It’s funny to me that businesses need to build a case for investing in tech skill development. In the reality of our industry, why wouldn’t we want to learn new things? Why wouldn’t we want to learn how to do things better, how to keep our teams engaged, how to keep people growing and evolving?
If the human reasons aren’t enough, there’s a practical business reason for developing new tech skills: Old skills become obsolete. Technologies sunset, and best practices evolve. I recently talked with a customer who runs a .NET shop, and they are having a really hard time recruiting. Technologies don’t even have to be obsolete—if they’re just less exciting to use than newer tech, it becomes that much harder to hire talent.
Not evolving an organization’s platform, knowledge base and employee base is a business risk. Complacency will cost you. Your platforms will become obsolete. You will be unable to hire talent. Being proactive—and being smart about it—is bound to benefit your company, both in the bottom line and in ways that are less tangible.

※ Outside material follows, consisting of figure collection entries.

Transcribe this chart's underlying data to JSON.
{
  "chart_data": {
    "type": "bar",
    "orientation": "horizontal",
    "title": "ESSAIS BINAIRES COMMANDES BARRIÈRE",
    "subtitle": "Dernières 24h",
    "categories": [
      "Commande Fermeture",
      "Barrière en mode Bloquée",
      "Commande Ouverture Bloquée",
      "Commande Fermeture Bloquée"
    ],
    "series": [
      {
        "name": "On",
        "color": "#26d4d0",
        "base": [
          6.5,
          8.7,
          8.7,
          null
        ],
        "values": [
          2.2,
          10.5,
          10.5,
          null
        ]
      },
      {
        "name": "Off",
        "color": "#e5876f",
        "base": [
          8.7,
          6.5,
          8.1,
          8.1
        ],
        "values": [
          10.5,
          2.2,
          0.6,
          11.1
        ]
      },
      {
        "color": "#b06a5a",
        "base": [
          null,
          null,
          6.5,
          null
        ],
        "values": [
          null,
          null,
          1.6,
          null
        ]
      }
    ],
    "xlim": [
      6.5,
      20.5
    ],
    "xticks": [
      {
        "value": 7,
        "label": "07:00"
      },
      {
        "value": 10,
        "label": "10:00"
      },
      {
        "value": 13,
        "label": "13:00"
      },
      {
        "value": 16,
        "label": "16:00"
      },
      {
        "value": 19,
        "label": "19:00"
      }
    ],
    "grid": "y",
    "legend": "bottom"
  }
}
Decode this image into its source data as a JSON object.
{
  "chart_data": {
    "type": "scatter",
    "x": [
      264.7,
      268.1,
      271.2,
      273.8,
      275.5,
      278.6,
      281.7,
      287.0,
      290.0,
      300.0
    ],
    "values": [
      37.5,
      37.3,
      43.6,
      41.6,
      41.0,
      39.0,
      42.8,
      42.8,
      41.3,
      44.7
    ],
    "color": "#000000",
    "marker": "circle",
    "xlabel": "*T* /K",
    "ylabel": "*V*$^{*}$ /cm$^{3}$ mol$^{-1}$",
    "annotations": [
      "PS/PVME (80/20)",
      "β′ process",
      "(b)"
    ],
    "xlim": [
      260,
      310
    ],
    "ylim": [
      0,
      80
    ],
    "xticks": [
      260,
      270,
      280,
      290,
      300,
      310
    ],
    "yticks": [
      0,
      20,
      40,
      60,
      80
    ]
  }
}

Complacency kills businesses and careers
Let’s take a look at a non-tech analogy. Imagine we are writers. We learned to write longhand, so we never bought a typewriter because it was faster to use our pens—particularly because we hadn’t learned how to type yet. Then we never bought a word processor for the same reason. Our writing competitors bought computers, and we’re still using ink. Maybe it works great for us, and brilliant words flow from our pens. But we can’t get anybody to read our work, and we can’t take advantage of technology like our competitors can. We can’t change paragraphs and spacing, and we can’t send copies to thousands of readers in an instant.
If we’re hiring talent to suit our handwritten ways, we end up with an adverse selection problem. We find people who don’t like change, who don’t like challenges, who don’t want to try new things. I would be shocked to read those words in any job description. But when companies sit on their legacy systems, they create that kind of environment.
And that’s a best-case scenario. People talk about middle-case scenarios all the time: Your company can get left behind by not providing new services to the market. Worst-case, though: You’ve got a billion-dollar problem that puts your issues in the headlines. Think of those credit card breaches that make the news. Many of the people who get bounced from those companies are tech leaders who didn’t make the case for upgrading systems, or didn’t lie down in the road for them.
Optimizing the business takes it where you want to go, even if you can’t find it in an earnings report
At the end of the day, CEOs and other high-level leaders do care about how decisions around skill development will impact the business. We do not care which data warehouse technology we use. We care what teams are optimizing the organization for and what problems we are solving for the business.
Are we aiming for speed? Reliability? Accessibility? Our ability to hire candidates quickly? Pricing? Probably a bit of all of those. We want to know which targets we are combining, and what factors go into those choices. We want to know the choice matrix that leads to our prioritization.
Have those conversations within the organization to make sure you all really understand what the problems are and that you are aligned before figuring out which tools you need and which skills your team members need to develop. Figure out which metrics you can drive to. Demonstrate how you’re going to see improvements in reliability, retention, productivity or whatever you’re prioritizing. Then, trust the employees you’ve hired to excel in making those improvements.
Of course it’s a good discipline to tie your initiatives back to metrics, and to tie those metrics back to the key company metrics—generally the ones aligned with what Wall Street cares about. But that is a complete oversimplification, and it’s also total bullshit. Often these initiatives are more about the spirit than the bottom line. I don’t believe you can tie the hours and dollars of skill development to a specific number in an earnings report. Reporting your returns down to the dollar sounds nice, but it can’t be done. What you can do is tie skill development to employee retention metrics. Better yet, you can tie an initiative to a critical business metric—like reliability—and let skill development be one of the tactics used to ensure the goal is achieved.
It’s a discipline in and of itself to be able to tie a training program or new technology strategy to outcomes, like site reliability or app speed, which may not drive specific revenue streams but may still demonstrably take the business where you want it to go.